The Mahavastu (great story)

by J. J. Jones | 1949 | 502,133 words | ISBN-10: 086013041X

This page describes sharakshepa-jataka (story of the arrow that was shot far) which is Chapter X of the English translation of the Mahavastu (“great story”), dating to the 2nd-century BC. This work belongs to the Mahasanghika school of early Buddhism and contains narrative stories of the Buddha’s former lives, such as Apadanas, Jatakas and more..

Chapter X - The Śarakṣepa-jātaka (story of the arrow that was shot far)

The monks said to the Exalted One, “The arrow of the Exalted One was shot far.” The Exalted One replied, “Monks, that was not the first occasion on which I shot an arrow thus far.” “Was there another occasion, Lord?” The Exalted One replied, “Yes, monks.”

Once upon a time, monks, long ago, in the city of Benares, in the land of Kāśi, there ruled a king, who was powerful, wealthy, rich in beasts of burden, virtuous and majestic.

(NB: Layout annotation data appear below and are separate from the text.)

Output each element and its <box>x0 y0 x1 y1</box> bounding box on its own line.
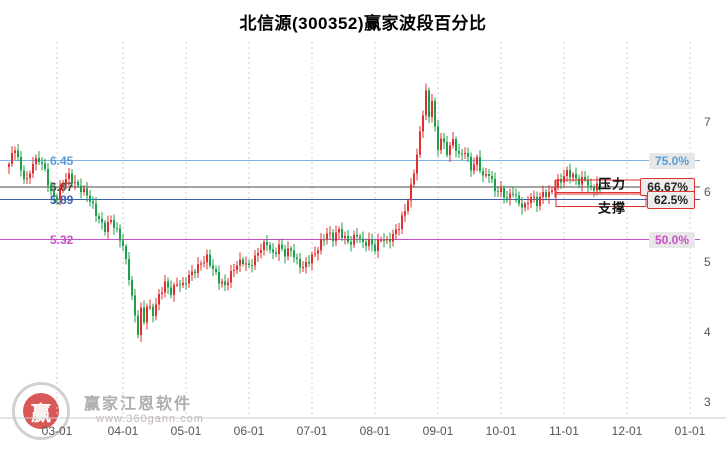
watermark-logo-icon: 赢 <box>12 382 70 440</box>
watermark-brand: 赢家江恩软件 <box>84 396 193 413</box>
x-axis-label: 09-01 <box>422 424 454 438</box>
x-axis-label: 08-01 <box>359 424 391 438</box>
x-axis-label: 06-01 <box>233 424 265 438</box>
watermark-site: www.360gann.com <box>96 413 204 425</box>
watermark-logo-character: 赢 <box>23 393 59 429</box>
x-axis-label: 03-01 <box>41 424 73 438</box>
x-axis-label: 01-01 <box>674 424 706 438</box>
x-axis-label: 10-01 <box>485 424 517 438</box>
x-axis-label: 12-01 <box>611 424 643 438</box>
watermark: 赢 赢家江恩软件 www.360gann.com <box>12 382 332 442</box>
x-axis: 03-01 04-01 05-01 06-01 07-01 08-01 09-01 10-01… <box>0 424 726 442</box>
x-axis-label: 04-01 <box>107 424 139 438</box>
page-title: 北信源(300352)赢家波段百分比 <box>239 14 487 33</box>
x-axis-label: 05-01 <box>170 424 202 438</box>
x-axis-label: 11-01 <box>549 424 579 438</box>
x-axis-label: 07-01 <box>296 424 328 438</box>
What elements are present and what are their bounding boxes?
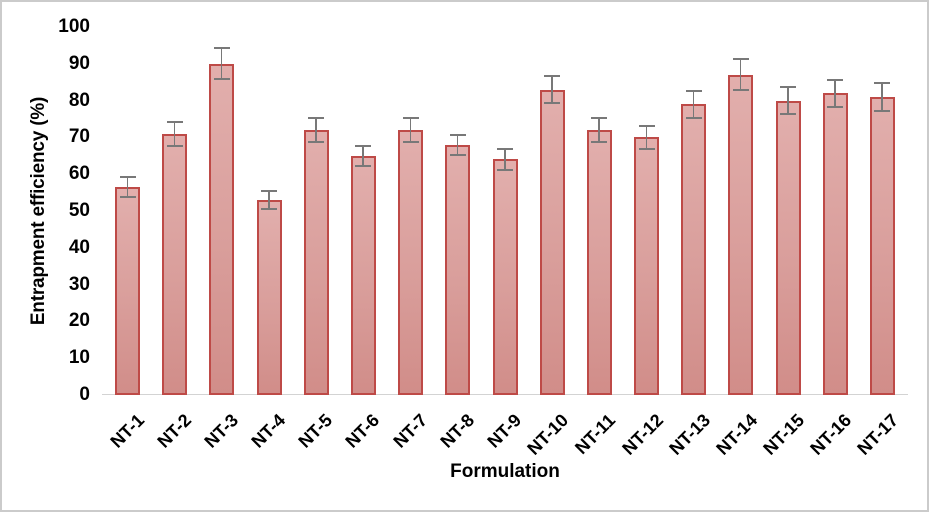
y-tick-label-30: 30 <box>68 273 90 295</box>
x-tick-label-NT-5: NT-5 <box>294 410 337 452</box>
bar-NT-17 <box>869 96 895 395</box>
bar-NT-10 <box>539 89 565 395</box>
error-bar-cap-bottom <box>638 148 655 151</box>
error-bar-stem <box>315 117 317 143</box>
bar-NT-14 <box>728 74 754 395</box>
error-bar-NT-5 <box>308 117 325 143</box>
error-bar-stem <box>598 117 600 143</box>
error-bar-cap-bottom <box>166 144 183 147</box>
x-tick-label-NT-17: NT-17 <box>853 410 903 459</box>
error-bar-stem <box>834 78 836 108</box>
x-tick-label-NT-7: NT-7 <box>389 410 431 452</box>
error-bar-stem <box>456 133 459 156</box>
x-tick-label-NT-2: NT-2 <box>153 410 195 452</box>
bar-NT-6 <box>350 155 376 395</box>
error-bar-stem <box>787 85 789 116</box>
error-bar-cap-bottom <box>685 116 702 119</box>
error-bar-stem <box>881 82 883 112</box>
x-tick-label-NT-15: NT-15 <box>759 410 809 459</box>
error-bar-cap-bottom <box>402 140 419 143</box>
error-bar-cap-bottom <box>261 207 278 210</box>
x-tick-label-NT-14: NT-14 <box>712 410 762 459</box>
error-bar-cap-bottom <box>119 196 136 199</box>
error-bar-cap-bottom <box>732 89 749 92</box>
error-bar-NT-15 <box>780 85 797 116</box>
error-bar-NT-1 <box>119 176 136 199</box>
error-bar-NT-3 <box>213 47 230 81</box>
y-tick-label-100: 100 <box>58 16 90 37</box>
error-bar-stem <box>126 176 129 199</box>
error-bar-NT-9 <box>497 148 513 171</box>
x-tick-label-NT-11: NT-11 <box>571 410 620 459</box>
bar-NT-8 <box>445 144 471 395</box>
bar-NT-11 <box>586 130 612 395</box>
x-tick-label-NT-16: NT-16 <box>806 410 856 459</box>
error-bar-NT-4 <box>261 190 278 210</box>
x-tick-label-NT-6: NT-6 <box>341 410 384 452</box>
bar-NT-3 <box>209 63 235 395</box>
error-bar-cap-bottom <box>497 168 513 171</box>
y-tick-label-40: 40 <box>68 236 90 258</box>
error-bar-stem <box>173 120 176 147</box>
error-bar-NT-16 <box>827 78 844 108</box>
error-bar-cap-bottom <box>544 102 561 105</box>
error-bar-stem <box>692 89 695 119</box>
error-bar-NT-7 <box>402 117 419 143</box>
x-axis-title: Formulation <box>450 461 560 482</box>
error-bar-NT-11 <box>591 117 608 143</box>
error-bar-stem <box>504 148 506 171</box>
y-tick-label-60: 60 <box>68 163 90 185</box>
error-bar-NT-10 <box>544 74 561 105</box>
error-bar-cap-bottom <box>780 113 797 116</box>
x-tick-label-NT-4: NT-4 <box>247 410 290 452</box>
error-bar-stem <box>645 124 648 151</box>
error-bar-NT-12 <box>638 124 655 151</box>
error-bar-stem <box>739 58 742 92</box>
bar-NT-5 <box>303 130 329 395</box>
x-tick-label-NT-3: NT-3 <box>200 410 243 452</box>
x-tick-label-NT-1: NT-1 <box>106 410 148 452</box>
bar-NT-9 <box>492 159 518 395</box>
error-bar-cap-bottom <box>213 78 230 81</box>
y-tick-label-80: 80 <box>68 89 90 111</box>
error-bar-stem <box>551 74 553 105</box>
error-bar-stem <box>220 47 223 81</box>
y-tick-label-70: 70 <box>68 126 90 148</box>
y-tick-label-0: 0 <box>79 384 90 405</box>
bar-NT-1 <box>115 187 141 395</box>
bar-NT-15 <box>775 100 801 395</box>
error-bar-NT-2 <box>166 120 183 147</box>
error-bar-stem <box>362 144 364 167</box>
error-bar-NT-17 <box>874 82 891 112</box>
bar-NT-2 <box>162 133 188 395</box>
x-tick-label-NT-12: NT-12 <box>617 410 667 459</box>
x-tick-label-NT-13: NT-13 <box>665 410 714 459</box>
bar-NT-7 <box>398 130 424 395</box>
error-bar-cap-bottom <box>874 109 891 112</box>
error-bar-stem <box>409 117 412 143</box>
bar-NT-4 <box>256 199 282 395</box>
error-bar-stem <box>268 190 270 210</box>
bar-NT-12 <box>634 137 660 395</box>
y-tick-label-20: 20 <box>68 310 90 332</box>
error-bar-NT-14 <box>732 58 749 92</box>
y-tick-label-50: 50 <box>68 200 90 221</box>
y-tick-label-90: 90 <box>68 52 90 74</box>
bar-NT-13 <box>681 104 707 395</box>
x-tick-label-NT-10: NT-10 <box>523 410 573 459</box>
error-bar-NT-13 <box>685 89 702 119</box>
x-tick-label-NT-9: NT-9 <box>483 410 526 452</box>
bar-NT-16 <box>822 93 848 395</box>
x-tick-label-NT-8: NT-8 <box>436 410 478 452</box>
error-bar-cap-bottom <box>827 105 844 108</box>
error-bar-cap-bottom <box>308 140 325 143</box>
error-bar-cap-bottom <box>449 153 466 156</box>
error-bar-NT-6 <box>355 144 372 167</box>
y-tick-label-10: 10 <box>68 347 90 369</box>
error-bar-NT-8 <box>449 133 466 156</box>
error-bar-cap-bottom <box>591 140 608 143</box>
error-bar-cap-bottom <box>355 164 372 167</box>
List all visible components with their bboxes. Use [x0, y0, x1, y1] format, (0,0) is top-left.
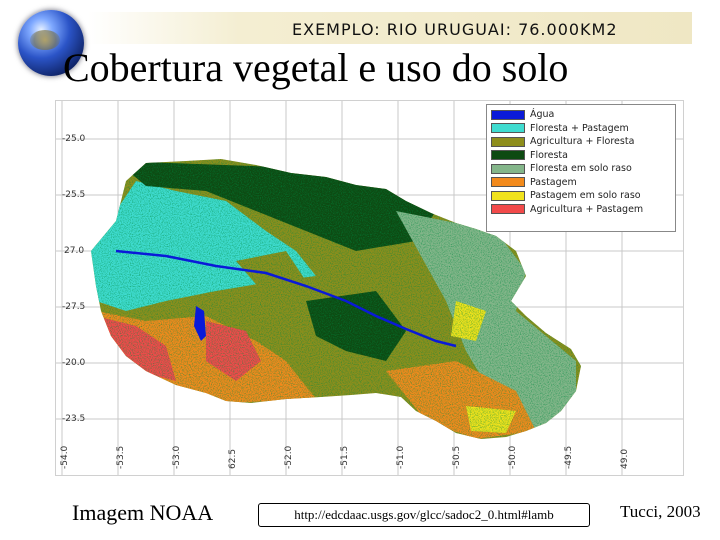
legend-swatch [491, 123, 525, 134]
legend-swatch [491, 177, 525, 188]
longitude-label: -53.5 [116, 445, 126, 469]
legend-item: Floresta em solo raso [491, 162, 671, 176]
legend-label: Floresta + Pastagem [530, 122, 629, 134]
latitude-label: -25.0 [62, 134, 86, 144]
legend-item: Água [491, 108, 671, 122]
map-legend: Água Floresta + Pastagem Agricultura + F… [486, 104, 676, 232]
legend-label: Floresta [530, 149, 568, 161]
longitude-label: -49.5 [564, 445, 574, 469]
legend-item: Agricultura + Floresta [491, 135, 671, 149]
latitude-label: 27.0 [64, 246, 85, 256]
longitude-label: 62.5 [228, 448, 238, 469]
latitude-label: -20.0 [62, 358, 86, 368]
legend-item: Floresta + Pastagem [491, 122, 671, 136]
longitude-label: -51.5 [340, 445, 350, 469]
citation: Tucci, 2003 [620, 502, 701, 521]
legend-label: Agricultura + Pastagem [530, 203, 644, 215]
longitude-label: -51.0 [396, 445, 406, 469]
latitude-label: -25.5 [62, 190, 86, 200]
slide-subtitle: EXEMPLO: RIO URUGUAI: 76.000KM2 [292, 20, 618, 39]
legend-item: Pastagem [491, 176, 671, 190]
globe-icon [18, 10, 84, 76]
land-cover-map: -25.0 -25.5 27.0 -27.5 -20.0 -23.5 -54.0… [55, 100, 684, 476]
legend-label: Floresta em solo raso [530, 163, 632, 175]
legend-label: Pastagem em solo raso [530, 190, 641, 202]
legend-swatch [491, 109, 525, 120]
legend-label: Água [530, 109, 555, 121]
image-credit: Imagem NOAA [72, 500, 214, 525]
source-link[interactable]: http://edcdaac.usgs.gov/glcc/sadoc2_0.ht… [258, 503, 590, 527]
legend-swatch [491, 190, 525, 201]
slide-title: Cobertura vegetal e uso do solo [63, 45, 569, 90]
legend-swatch [491, 136, 525, 147]
legend-swatch [491, 204, 525, 215]
legend-label: Pastagem [530, 176, 577, 188]
longitude-label: -52.0 [284, 445, 294, 469]
legend-item: Pastagem em solo raso [491, 189, 671, 203]
latitude-label: -23.5 [62, 414, 86, 424]
legend-swatch [491, 150, 525, 161]
legend-label: Agricultura + Floresta [530, 136, 635, 148]
legend-item: Agricultura + Pastagem [491, 203, 671, 217]
header-band [88, 12, 692, 44]
longitude-label: -54.0 [60, 445, 70, 469]
legend-item: Floresta [491, 149, 671, 163]
longitude-label: -50.5 [452, 445, 462, 469]
latitude-label: -27.5 [62, 302, 86, 312]
longitude-label: -50.0 [508, 445, 518, 469]
legend-swatch [491, 163, 525, 174]
longitude-label: 49.0 [620, 448, 630, 469]
longitude-label: -53.0 [172, 445, 182, 469]
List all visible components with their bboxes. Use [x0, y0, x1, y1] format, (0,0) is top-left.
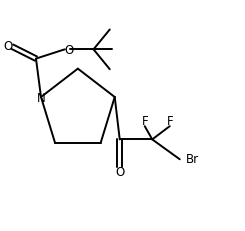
Text: O: O: [3, 40, 12, 53]
Text: F: F: [167, 115, 174, 128]
Text: O: O: [115, 166, 124, 179]
Text: O: O: [65, 44, 74, 57]
Text: F: F: [141, 115, 148, 128]
Text: N: N: [37, 91, 45, 104]
Text: Br: Br: [186, 152, 199, 165]
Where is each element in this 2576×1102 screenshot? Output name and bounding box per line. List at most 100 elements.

His realm was extensive, for his sway extended as far as Takṣaśilā.[1] Having established his younger brother on the throne he left Benares and came to Takṣaśilā and abode there.

Now Benares was besieged by another king with an army of the four divisions.[2] The brother sent a message to Takṣaśilā to say “Come hither, I am beset by a hostile army.” When the king who was staying at Takṣaśilā heard this from the mouth of the messenger, he wrote on a piece of birch-bark the name of the king by whom Benares was besieged. He wound the bark round the shaft of an arrow, making it fast with some thread. He then shot the arrow towards Benares,.It fell at the feet of the (invading) king and shattered his footstool.[3]

That king was amazed at such a man. “Look at his prowess,” said he, “and the range of his fist.[4] For, being at Benares, he shot an arrow which came thus far and fell at my feet on the footstool, though I was not hit.” Then he removed the birch-bark containing the message[5] and on it was written: (83)

Here I am at Benares, and yet your footstool is in pieces. If you do not want to die, withdraw[6] from my kingdom.

That king, thereupon, became still more frightened and terrified. “I know,” said he, “that this arrow did not come[7] from Benares. That is why I am amazed. It was shot by one standing in Takṣaśilā.” And on that very spot he made a shrine for the divine arrow.[8] In it he set up the arrow and worshipped and honoured it. Then he went his way.

The Exalted One said, “It may be again, monks, that you will think that at that time and on that occasion the king of Kāśi by whom that arrow was shot from Takṣaśilā was somebody else. Verily, you must not think so. And why? I, monks, at that time and on that occasion was that king of Kāśi. Then too did I shoot an arrow far, just as I did on this other occasion.”

Here ends the Śarakṣepa-Jātaka.

Notes on the Śarakṣepa-jātaka:

This Jātaka closely resembles the last part of the Asadisa Jātaka in J. 2. 86 ff.

Footnotes and references:


Pali Takkasilā, “the capital of Gandhāra. It is frequently mentioned as a centre of education, especially in the Jātakas.” (D.P.N.)


Literally “four-limbed (caturaṅga) army,” i.e., infantry, cavalry, charioteers, and warriors on elephants. For a definition of the four divisions see V. 4. 105.


Literally “foot-board,” pādaphalakat.




Literally, “the birch-bark which had been made to speak,” bhūrjaṃ vācitaṃ.


Osakka, cf. Pali osakkati— “o + sakkati, surround,” from Pali sakk = *Sk. ṣvaṣk, cf. Māgadhi osakkai; but sometimes, as here, confused with sṛp., cf. Pali osappati and Sk. apasarpati.” (P.E.D., s.v.).


The text has no negative, na, but the sense demands one.